Page 29 of Bitter Prince
“And if they don’t know it?” It was possible. The girls grew up in their grandmother’s home, but they might know where their father stored documents. “If they’re another dead end?”
I glanced out the window, the busy streets of Paris swarming with people making their way to their final destination.
“We kidnap them and use them to blackmail their father.” Our mother would definitely not approve. That was a final resort, but there was nothing morally sound about it.
Dante chuckled, eagerness lurking in his expression. “We should start with that.”
My eyes scanned his face. Sometimes I worried he’d become cruel like our father, especially after the kidnapping and the accident that followed. These days, the eagerness in his expression at the mention of torture gave pause even to me. He wasn’t exactly the same, but he was still my brother and I would always stand by him.
“So eager to get your hands on Phoenix?” I grumbled.
“Maybe I’d rather get my hands on Reina,” he retorted.
I exploded, getting in his face and breathing harshly. “You don’t touch her,” I snarled. My brother and I rarely disagreed, but when it came to the girl with yellow hair, we struggled to find common ground.
Dante didn’t seem troubled by my outburst. He stood there, his hands in his pockets and a bored expression on his face. But the dark gleam in his eyes was enough to send a weaker man running. It was a good thing I wasn’t one of them.
“Seems my big brother is eager to get his hands on someone,” he drawled with a knowing smirk. Damn him. “What’s your obsession with her anyhow?”
I clenched my teeth so hard my jaw ached.
“There’s no obsession.” The look he gave me said he didn’t believe me. “What’s the deal with you and Phoenix?”
A deep frown pulled his brows together. “I can’t work out whether I’ve met her.”
I offered him a patient smile. It was another thing that had been broken since the accident: his memory.
“We’ve seen her several times, Dante,” I said slowly. “The first time was at the castello—at Miramare. She was only a little girl.”
He shook his head, memories hard to grasp for him. “I remember that.

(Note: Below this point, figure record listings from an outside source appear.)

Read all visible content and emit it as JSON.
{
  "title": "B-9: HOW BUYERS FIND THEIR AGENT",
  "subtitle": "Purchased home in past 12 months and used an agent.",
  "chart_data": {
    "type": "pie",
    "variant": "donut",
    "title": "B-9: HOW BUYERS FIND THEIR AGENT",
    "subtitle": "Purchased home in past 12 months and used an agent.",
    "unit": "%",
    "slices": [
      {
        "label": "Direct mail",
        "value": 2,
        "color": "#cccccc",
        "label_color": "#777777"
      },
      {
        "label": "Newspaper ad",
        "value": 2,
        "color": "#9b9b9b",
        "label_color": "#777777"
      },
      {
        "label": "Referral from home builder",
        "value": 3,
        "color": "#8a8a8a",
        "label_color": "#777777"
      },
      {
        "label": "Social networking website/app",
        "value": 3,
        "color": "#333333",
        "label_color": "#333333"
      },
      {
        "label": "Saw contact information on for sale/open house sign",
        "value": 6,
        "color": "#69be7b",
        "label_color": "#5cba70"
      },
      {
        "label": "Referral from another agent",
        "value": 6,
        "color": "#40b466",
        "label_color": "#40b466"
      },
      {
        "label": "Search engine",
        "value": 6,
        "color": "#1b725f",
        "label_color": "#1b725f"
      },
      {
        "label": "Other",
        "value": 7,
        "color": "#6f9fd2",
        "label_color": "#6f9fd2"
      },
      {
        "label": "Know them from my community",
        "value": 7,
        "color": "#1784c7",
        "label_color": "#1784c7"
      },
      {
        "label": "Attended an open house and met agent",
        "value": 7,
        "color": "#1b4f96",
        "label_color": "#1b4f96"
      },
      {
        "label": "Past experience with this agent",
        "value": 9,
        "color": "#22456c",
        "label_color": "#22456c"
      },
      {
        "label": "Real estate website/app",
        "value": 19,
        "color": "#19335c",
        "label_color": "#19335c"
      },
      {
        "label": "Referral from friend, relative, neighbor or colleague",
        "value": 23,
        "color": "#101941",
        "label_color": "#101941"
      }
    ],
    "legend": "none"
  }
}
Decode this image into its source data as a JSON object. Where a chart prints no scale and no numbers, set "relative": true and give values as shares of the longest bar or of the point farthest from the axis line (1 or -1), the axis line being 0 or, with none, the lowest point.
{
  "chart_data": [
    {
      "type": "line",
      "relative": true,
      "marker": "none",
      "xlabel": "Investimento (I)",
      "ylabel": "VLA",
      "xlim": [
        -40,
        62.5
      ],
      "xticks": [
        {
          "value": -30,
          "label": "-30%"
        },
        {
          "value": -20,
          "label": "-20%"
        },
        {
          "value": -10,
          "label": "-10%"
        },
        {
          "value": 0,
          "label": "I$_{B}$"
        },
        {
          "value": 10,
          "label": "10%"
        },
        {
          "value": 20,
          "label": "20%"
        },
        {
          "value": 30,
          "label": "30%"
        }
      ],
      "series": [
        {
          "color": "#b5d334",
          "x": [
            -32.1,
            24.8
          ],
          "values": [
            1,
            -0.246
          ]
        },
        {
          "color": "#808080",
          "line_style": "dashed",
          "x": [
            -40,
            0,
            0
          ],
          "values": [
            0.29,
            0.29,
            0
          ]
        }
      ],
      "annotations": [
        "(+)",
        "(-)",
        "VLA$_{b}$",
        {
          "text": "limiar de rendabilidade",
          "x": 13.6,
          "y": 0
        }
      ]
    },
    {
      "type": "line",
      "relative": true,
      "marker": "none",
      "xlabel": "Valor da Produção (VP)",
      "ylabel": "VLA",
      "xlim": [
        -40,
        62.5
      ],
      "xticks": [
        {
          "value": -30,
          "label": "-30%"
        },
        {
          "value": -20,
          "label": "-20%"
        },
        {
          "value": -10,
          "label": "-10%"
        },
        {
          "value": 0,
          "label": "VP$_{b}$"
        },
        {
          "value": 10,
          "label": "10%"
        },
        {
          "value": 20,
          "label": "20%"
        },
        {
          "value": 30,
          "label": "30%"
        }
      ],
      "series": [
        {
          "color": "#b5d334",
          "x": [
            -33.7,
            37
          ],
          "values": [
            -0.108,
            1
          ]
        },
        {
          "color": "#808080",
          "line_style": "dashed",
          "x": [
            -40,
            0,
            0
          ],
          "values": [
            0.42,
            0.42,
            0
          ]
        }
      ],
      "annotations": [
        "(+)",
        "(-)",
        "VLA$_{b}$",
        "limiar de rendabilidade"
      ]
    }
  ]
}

There was somewhere else…”
I assessed him, wondering if there were secrets he kept from before the accident. If he had, those were gone now.
Although I doubted it. The Romero sisters didn’t exactly move in the same circles as us. Each time we saw the Romero girls, we were together, with the exception of the attempted kidnapping at her boarding school, and the time in the garage. I’d dealt with Reina alone those times. Her sister hadn’t been there.
“It’ll come to you,” I said, reassuring him. Ever since the accident, I waited for his memories to return. Some had, but a lot of them still hadn’t. I had to wonder if maybe that was his coping mechanism. “I have to make a call to BlackHawk SF Security.”
“What for?”
“I’ll hire them to keep an eye on Reina,” I said. Dante rolled his eyes. “If Perez Cortes has set his sights on her, he’ll be hard-pressed to give up. The guy has a sick obsession with blondes.”
“I guess it’s a good thing Phoenix has dark hair,” he drawled.
Then he disappeared, leaving me to make my phone call, hoping it would be enough to keep her safe for now.
16
REINA
It had been a week since I saw Amon Leone and his brother kill those men. A whole week since I had dinner with him. A whole damn week of watching the news—much to my friends’ dismay—and being extra vigilant about my surroundings.
Nothing.
It was as if it had never happened. But that wasn’t the worst part. Or maybe I should say, the saddest. I was getting pissed off that Amon hadn’t tried to see me again. We had dinner. I ate off his chopsticks for Christ’s sake. The least he could do was call me. Or visit me. Anything. Instead, I was getting radio silence. Zip. Nada.
My brows furrowed. I hadn’t given him my phone number.But he knows where you live, my mind whispered.
He never really said he’d see me again though, did he? In fact, he didn’t say much at all, but somehow it felt like he said so much. I read a phrase in one of Jodi Picoult’s books a long time ago that said, “His mouth moves like a silent story.” The words were confusing at the time, but now they made more sense. And they fit Amon Leone, my bitter prince, perfectly.